Antes do Campos, uma das quatro propostas escolhidas para entrar na F1 em 2010 que acabou se tornando o pesadelo Hispania, os espanhois sonharam com o Pegaso em 1954, que chegou a ser inscrito no GP espanhol daquele ano (não apareceu) e o Bravo em 1993. Já os mexicanos sonharam com o Glas-Lamborghini, que eventualmente trocou de cidadania e se tornou o Modena-Lambo, já em mãos italianas, e que teve o mérito de participar e marcar ponto na F1.

Curiosamente, um dos mais bem sucedidos chefes de equipe de F1 conheceu fracasso na sua primeira tentativa na fórmula maior. Ron Dennis era dono da Rondel, uma equipe bem sucedida de F2, que em 1973 construiu seu próprio carro, batizado Motul em homenagem ao patrocinador e ganhou corridas. Para 1974, Dennis pretendia entrar na F1. As coisas não foram bem, a economia ia mal, e Dennis voltou para a F2 e F3. O carro acabou se tornando o largo Token, que chegou a correr sem aerofólio dianteiro, algo raro na época. Em 1975 o carro se tornou Safir, que eventualmente desapareceu das pistas.

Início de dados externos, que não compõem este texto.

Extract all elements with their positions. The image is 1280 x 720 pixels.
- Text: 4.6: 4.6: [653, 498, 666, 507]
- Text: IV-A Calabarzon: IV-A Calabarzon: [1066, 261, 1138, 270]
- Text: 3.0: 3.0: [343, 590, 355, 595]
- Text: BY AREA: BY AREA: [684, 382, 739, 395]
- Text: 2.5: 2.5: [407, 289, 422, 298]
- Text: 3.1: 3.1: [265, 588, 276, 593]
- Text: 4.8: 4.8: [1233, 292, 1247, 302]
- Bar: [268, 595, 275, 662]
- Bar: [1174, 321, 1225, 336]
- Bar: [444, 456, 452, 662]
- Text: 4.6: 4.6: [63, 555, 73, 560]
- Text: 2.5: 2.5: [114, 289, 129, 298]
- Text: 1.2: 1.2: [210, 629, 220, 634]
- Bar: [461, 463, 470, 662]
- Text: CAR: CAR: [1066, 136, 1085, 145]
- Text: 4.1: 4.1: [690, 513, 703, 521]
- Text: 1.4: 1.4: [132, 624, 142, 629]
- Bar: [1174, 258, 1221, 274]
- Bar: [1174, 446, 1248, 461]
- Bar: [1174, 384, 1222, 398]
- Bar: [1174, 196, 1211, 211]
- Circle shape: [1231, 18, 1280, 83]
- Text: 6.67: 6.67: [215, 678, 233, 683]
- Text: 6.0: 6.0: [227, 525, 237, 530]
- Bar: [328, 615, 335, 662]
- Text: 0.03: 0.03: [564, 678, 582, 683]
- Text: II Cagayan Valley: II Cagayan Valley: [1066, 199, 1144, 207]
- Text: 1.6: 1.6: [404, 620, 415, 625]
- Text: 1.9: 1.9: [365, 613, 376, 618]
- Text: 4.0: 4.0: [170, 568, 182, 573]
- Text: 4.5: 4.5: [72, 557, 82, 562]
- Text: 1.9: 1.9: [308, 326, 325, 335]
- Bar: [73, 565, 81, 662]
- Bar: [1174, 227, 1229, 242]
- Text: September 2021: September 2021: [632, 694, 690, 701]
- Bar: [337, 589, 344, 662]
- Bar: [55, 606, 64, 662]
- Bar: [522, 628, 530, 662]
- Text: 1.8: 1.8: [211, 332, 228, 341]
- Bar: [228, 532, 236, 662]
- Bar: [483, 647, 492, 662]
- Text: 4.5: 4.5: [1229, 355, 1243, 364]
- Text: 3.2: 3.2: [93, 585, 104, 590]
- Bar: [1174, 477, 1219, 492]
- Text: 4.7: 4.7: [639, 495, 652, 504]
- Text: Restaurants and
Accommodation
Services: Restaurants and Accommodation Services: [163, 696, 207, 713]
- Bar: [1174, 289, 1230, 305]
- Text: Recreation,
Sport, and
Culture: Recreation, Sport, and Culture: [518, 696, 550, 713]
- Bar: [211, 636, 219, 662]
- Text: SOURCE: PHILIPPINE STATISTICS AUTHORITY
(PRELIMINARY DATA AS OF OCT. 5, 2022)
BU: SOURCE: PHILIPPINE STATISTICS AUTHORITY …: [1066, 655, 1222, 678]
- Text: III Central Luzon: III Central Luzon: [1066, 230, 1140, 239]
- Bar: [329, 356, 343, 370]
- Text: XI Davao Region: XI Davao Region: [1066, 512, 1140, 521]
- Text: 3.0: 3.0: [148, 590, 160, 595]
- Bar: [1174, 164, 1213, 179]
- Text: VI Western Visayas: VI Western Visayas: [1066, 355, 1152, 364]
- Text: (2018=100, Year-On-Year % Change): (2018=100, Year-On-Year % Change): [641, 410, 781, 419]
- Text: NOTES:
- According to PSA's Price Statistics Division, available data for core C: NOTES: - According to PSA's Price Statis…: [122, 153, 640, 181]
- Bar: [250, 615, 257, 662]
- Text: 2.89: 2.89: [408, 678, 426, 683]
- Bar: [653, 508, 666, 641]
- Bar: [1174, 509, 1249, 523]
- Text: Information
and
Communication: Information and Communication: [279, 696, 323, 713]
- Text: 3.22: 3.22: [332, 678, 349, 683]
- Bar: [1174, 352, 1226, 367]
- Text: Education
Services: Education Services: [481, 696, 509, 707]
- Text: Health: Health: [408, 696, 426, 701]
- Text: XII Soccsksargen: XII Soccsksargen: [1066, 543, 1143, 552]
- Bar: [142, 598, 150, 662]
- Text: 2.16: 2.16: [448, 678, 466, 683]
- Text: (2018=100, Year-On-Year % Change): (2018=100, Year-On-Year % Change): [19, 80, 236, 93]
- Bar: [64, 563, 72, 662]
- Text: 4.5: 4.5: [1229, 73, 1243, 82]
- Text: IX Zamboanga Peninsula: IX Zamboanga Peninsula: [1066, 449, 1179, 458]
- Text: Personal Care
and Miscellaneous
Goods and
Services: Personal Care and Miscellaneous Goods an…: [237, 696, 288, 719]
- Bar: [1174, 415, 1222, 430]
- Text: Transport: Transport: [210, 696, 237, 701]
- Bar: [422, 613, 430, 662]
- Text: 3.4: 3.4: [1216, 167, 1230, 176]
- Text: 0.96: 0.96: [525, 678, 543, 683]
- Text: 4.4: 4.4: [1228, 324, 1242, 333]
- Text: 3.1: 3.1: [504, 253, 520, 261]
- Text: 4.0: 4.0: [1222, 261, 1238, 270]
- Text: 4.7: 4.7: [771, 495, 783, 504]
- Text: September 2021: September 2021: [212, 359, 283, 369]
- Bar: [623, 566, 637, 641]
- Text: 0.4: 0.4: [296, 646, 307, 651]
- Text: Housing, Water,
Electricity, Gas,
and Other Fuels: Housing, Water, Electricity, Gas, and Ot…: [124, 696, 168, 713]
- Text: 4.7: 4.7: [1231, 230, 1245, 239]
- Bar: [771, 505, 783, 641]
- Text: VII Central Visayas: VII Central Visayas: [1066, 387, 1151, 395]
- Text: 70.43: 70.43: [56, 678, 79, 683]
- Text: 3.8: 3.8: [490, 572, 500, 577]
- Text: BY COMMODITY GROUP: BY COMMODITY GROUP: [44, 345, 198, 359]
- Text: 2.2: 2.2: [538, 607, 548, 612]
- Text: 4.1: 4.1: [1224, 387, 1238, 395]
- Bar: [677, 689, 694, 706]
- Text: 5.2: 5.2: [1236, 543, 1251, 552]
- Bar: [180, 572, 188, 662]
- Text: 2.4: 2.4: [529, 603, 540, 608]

Hoje em dia especuladores e delirantes são mais difíceis de aparecer, entre outras coisas, por que os critérios de entrada na F1 mudaram.  Nos últimos anos, o grande fiasco foi a US F1, que quase afunda a carreira do excelente piloto argentino Jose Maria Lopez. Muitos dizem que não passava de um exercício de relações públicas, sem um objetivo claro. Foi um dos quatro escolhidos para entrar na F1, porém, nunca chegou próximo de entrar nas pistas.   

Há diversos outros carros (e motores) fantasma, mas fica para outro dia.